MicroStrategy Aktie: Insider sendet Signal
MicroStrategy setzt seine aggressive Bitcoin-Strategie unvermindert fort und kauft Coins im Milliardenwert nach. Parallel dazu sorgt ein Insider-Kauf für Aufsehen: Erstmals seit Jahren greift ein Director bei den eigenen Papieren zu, was Marktbeobachter als deutlichen Vertrauensbeweis werten. Während die unmittelbare Gefahr eines Ausschlusses aus wichtigen Indizes gebannt scheint, bewerten Analysten die Lage neu.
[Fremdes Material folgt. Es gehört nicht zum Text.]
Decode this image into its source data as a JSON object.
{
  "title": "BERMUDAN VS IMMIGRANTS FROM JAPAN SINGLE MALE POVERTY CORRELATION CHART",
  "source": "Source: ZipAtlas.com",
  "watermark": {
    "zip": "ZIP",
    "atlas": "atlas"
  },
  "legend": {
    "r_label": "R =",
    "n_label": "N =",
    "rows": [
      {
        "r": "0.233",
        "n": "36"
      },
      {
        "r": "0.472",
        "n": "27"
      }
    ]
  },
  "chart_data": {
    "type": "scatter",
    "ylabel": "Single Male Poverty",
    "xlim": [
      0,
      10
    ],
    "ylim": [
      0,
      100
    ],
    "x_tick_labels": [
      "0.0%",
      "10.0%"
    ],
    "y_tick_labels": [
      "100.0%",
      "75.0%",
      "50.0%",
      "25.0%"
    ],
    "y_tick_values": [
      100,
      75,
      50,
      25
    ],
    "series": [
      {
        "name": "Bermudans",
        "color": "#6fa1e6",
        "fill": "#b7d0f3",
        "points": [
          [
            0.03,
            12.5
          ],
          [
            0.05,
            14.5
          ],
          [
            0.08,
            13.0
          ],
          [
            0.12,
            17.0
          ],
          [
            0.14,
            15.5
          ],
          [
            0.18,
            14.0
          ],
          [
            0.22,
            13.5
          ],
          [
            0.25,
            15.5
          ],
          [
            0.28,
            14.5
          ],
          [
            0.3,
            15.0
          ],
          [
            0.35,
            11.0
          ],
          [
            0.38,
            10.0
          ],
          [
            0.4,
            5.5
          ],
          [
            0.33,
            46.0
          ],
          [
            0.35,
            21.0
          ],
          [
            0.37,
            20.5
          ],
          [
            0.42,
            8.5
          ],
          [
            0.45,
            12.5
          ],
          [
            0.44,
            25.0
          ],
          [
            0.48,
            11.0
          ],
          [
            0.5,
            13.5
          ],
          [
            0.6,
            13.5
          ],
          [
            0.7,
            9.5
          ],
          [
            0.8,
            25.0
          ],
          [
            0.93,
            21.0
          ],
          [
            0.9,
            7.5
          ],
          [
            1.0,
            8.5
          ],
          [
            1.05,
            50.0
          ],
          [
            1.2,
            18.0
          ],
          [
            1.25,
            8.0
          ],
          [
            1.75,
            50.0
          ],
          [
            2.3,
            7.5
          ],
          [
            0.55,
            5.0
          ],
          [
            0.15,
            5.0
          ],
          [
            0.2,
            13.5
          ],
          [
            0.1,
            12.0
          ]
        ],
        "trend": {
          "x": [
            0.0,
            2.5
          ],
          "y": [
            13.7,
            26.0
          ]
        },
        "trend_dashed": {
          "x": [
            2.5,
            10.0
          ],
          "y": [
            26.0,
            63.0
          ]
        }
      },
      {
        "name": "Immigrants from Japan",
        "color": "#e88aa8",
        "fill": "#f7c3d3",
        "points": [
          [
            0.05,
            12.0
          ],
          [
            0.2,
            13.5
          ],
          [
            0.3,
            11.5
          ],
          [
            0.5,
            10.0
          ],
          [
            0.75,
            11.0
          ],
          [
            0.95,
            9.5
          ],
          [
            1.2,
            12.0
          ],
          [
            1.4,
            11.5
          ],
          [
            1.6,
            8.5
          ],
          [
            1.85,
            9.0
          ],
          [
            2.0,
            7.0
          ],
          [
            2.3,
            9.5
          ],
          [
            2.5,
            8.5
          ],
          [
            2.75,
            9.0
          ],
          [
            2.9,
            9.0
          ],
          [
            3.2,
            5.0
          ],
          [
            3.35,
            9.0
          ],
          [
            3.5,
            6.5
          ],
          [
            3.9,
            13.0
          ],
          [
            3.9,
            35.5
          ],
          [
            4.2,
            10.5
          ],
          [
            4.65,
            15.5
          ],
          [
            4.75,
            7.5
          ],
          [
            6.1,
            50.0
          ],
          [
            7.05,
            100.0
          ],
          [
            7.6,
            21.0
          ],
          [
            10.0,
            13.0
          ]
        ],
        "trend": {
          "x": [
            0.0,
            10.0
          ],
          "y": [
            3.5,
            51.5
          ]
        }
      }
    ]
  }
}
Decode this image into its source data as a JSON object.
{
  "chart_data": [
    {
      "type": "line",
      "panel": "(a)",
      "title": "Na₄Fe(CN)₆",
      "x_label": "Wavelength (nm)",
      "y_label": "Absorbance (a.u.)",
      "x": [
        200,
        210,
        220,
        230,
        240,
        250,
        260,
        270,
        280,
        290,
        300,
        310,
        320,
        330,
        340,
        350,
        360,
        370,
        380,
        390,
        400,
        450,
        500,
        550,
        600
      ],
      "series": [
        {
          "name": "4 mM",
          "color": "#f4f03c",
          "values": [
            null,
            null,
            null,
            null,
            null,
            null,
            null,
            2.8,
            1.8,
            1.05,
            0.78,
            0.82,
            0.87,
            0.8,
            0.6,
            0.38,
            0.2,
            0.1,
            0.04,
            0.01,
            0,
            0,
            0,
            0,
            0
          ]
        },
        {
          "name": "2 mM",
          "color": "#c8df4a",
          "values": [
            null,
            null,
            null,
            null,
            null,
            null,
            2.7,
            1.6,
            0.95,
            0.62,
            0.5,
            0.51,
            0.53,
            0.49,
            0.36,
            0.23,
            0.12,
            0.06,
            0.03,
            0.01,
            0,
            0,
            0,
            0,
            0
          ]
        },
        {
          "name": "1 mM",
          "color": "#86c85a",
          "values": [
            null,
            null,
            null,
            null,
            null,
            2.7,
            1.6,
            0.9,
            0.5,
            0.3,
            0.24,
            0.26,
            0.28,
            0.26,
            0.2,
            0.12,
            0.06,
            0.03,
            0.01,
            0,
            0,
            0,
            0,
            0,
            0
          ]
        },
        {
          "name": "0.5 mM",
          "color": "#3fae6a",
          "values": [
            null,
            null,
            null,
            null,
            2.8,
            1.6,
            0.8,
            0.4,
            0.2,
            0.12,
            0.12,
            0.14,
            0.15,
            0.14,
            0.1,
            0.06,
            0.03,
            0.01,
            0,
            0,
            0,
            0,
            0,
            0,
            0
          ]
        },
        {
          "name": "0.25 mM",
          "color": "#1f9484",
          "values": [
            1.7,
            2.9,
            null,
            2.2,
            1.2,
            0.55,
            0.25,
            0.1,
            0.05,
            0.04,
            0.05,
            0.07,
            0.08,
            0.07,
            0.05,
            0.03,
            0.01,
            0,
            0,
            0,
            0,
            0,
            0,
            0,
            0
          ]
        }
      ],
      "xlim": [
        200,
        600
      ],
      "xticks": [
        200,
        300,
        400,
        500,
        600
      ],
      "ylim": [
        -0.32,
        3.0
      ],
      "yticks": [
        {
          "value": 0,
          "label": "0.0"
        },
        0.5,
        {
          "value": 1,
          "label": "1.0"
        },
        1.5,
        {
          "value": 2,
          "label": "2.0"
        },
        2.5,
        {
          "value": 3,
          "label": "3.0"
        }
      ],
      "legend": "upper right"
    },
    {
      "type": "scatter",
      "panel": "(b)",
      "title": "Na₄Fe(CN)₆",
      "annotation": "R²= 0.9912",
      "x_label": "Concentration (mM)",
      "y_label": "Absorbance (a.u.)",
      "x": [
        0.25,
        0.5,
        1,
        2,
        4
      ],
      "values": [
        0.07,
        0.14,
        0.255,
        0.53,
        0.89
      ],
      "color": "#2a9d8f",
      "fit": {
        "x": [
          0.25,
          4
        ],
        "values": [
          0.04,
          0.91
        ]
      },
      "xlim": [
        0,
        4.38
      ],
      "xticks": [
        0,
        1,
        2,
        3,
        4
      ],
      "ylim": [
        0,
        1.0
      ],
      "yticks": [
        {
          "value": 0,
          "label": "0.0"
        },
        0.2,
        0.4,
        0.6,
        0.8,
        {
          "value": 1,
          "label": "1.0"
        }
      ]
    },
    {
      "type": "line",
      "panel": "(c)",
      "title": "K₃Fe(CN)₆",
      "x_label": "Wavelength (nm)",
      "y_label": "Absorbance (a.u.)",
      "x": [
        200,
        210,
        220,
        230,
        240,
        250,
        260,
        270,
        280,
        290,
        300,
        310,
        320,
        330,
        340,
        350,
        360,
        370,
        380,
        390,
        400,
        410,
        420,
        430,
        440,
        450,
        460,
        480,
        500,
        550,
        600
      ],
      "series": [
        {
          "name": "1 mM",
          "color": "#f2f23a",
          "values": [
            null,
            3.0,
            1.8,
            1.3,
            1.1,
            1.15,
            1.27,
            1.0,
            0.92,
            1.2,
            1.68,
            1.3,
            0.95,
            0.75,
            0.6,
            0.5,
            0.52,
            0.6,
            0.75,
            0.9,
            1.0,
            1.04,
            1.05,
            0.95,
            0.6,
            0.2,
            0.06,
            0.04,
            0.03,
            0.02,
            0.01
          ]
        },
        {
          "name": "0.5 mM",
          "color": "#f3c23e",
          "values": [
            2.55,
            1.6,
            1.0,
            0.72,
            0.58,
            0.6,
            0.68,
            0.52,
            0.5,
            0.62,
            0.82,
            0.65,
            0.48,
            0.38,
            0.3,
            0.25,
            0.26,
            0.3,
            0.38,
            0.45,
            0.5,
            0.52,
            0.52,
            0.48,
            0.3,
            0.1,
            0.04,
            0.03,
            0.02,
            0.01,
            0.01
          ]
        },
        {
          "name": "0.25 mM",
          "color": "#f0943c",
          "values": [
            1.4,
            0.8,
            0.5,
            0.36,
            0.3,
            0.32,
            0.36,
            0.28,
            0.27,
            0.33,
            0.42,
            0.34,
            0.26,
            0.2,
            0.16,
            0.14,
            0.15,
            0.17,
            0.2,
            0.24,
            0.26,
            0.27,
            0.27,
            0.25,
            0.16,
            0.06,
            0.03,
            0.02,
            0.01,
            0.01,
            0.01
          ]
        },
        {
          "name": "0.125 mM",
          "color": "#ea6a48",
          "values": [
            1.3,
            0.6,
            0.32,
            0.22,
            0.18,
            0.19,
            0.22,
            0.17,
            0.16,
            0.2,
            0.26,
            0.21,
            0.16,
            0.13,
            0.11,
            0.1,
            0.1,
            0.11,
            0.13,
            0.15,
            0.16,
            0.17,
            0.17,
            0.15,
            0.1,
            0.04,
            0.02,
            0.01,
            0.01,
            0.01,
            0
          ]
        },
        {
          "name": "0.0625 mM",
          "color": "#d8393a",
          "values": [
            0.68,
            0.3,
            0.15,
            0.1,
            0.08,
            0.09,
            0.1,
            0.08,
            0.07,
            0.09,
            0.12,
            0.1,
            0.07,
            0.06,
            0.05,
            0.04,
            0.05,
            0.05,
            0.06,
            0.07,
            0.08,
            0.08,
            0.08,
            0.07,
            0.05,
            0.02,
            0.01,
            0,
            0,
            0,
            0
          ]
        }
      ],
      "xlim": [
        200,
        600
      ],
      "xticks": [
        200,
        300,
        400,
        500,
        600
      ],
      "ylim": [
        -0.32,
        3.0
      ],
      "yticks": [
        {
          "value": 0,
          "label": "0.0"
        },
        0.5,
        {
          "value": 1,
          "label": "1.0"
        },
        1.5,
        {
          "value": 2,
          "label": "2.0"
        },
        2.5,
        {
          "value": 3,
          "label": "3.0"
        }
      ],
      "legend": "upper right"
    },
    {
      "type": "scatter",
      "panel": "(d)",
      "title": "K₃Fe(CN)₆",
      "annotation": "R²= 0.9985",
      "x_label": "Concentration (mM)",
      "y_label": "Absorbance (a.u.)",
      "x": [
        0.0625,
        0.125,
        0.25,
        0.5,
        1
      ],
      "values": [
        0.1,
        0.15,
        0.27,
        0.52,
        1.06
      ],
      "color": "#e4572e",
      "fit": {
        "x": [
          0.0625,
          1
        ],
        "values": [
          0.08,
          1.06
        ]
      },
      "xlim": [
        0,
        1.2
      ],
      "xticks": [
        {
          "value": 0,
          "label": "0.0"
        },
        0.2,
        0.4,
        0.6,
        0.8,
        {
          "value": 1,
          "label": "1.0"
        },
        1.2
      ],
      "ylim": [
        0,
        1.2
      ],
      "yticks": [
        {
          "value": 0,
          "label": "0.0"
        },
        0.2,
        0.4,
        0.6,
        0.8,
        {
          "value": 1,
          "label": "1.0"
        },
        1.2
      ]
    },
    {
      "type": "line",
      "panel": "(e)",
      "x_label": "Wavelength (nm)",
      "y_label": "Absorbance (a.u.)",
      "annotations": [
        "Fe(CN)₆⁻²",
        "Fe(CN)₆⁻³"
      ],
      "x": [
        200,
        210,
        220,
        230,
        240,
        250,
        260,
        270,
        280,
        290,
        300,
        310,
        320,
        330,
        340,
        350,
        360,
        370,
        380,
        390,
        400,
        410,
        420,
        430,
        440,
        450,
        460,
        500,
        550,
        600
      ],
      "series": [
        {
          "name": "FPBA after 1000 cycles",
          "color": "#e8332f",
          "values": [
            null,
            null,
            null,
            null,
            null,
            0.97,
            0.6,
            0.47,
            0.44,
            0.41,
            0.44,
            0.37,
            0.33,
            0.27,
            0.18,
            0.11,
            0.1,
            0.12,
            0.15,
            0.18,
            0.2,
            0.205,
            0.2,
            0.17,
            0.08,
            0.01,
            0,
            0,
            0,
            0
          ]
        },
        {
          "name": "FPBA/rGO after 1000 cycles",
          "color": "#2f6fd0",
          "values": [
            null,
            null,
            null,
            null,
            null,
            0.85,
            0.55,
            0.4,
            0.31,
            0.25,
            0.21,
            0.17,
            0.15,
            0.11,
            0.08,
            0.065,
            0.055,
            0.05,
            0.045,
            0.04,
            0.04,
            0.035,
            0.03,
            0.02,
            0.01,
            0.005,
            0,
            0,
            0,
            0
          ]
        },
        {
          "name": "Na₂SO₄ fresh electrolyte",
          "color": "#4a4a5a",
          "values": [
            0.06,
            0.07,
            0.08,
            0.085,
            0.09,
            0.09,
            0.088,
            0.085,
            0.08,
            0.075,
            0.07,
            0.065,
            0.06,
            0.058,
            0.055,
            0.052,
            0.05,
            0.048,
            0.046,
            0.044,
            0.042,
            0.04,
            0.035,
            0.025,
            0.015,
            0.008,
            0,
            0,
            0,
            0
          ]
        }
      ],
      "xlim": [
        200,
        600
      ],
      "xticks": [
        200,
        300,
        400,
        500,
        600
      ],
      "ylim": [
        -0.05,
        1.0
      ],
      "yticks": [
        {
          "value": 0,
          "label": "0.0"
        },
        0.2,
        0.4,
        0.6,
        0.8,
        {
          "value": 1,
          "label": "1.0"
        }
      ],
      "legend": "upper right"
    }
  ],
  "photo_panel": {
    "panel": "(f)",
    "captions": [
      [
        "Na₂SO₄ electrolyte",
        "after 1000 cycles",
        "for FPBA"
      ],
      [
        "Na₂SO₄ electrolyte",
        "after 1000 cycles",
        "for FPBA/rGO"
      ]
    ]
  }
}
Massive Bitcoin-Akquisition
Das von Michael Saylor geführte Unternehmen bleibt seiner Linie treu und nutzte die jüngste Kapitalbeschaffung für weitere Zukäufe. In der Woche bis zum 11. Januar erwarb der Konzern 13.627 Bitcoin zu einem Durchschnittspreis von 91.519 US-Dollar. Das Gesamtvolumen dieser Transaktion belief sich auf 1,25 Milliarden US-Dollar.
Die Finanzierung erfolgte vollständig über den Verkauf eigener Aktien im Rahmen eines "At-the-Market"-Programms. Durch diesen Schritt festigt MicroStrategy seine Position als größter korporativer Bitcoin-Halter weiter. Die aktuellen Bestände illustrieren die Dimension dieser Wette:
- Gesamtbestand: 687.410 Bitcoin
- Marktanteil: Rund 3 % des gesamten Bitcoin-Angebots
- Investitionsvolumen: Aggregierte Kostenbasis von 51,8 Milliarden US-Dollar
Wende bei Insider-Transaktionen
Neben der operativen Strategie rückt eine Transaktion aus der Führungsetage in den Fokus. Director Carl Rickertsen kaufte über den offenen Markt 5.000 Aktien im Wert von knapp 780.000 US-Dollar. Dieser Schritt ist bemerkenswert, da es sich um seinen ersten Zukauf seit Juli 2022 handelt. Nachdem in den vergangenen Jahren vor allem Verkäufe durch Insider das Bild prägten, interpretieren Analysten diesen Einstieg als Signal für eine positive Stimmungswende innerhalb der Unternehmensführung.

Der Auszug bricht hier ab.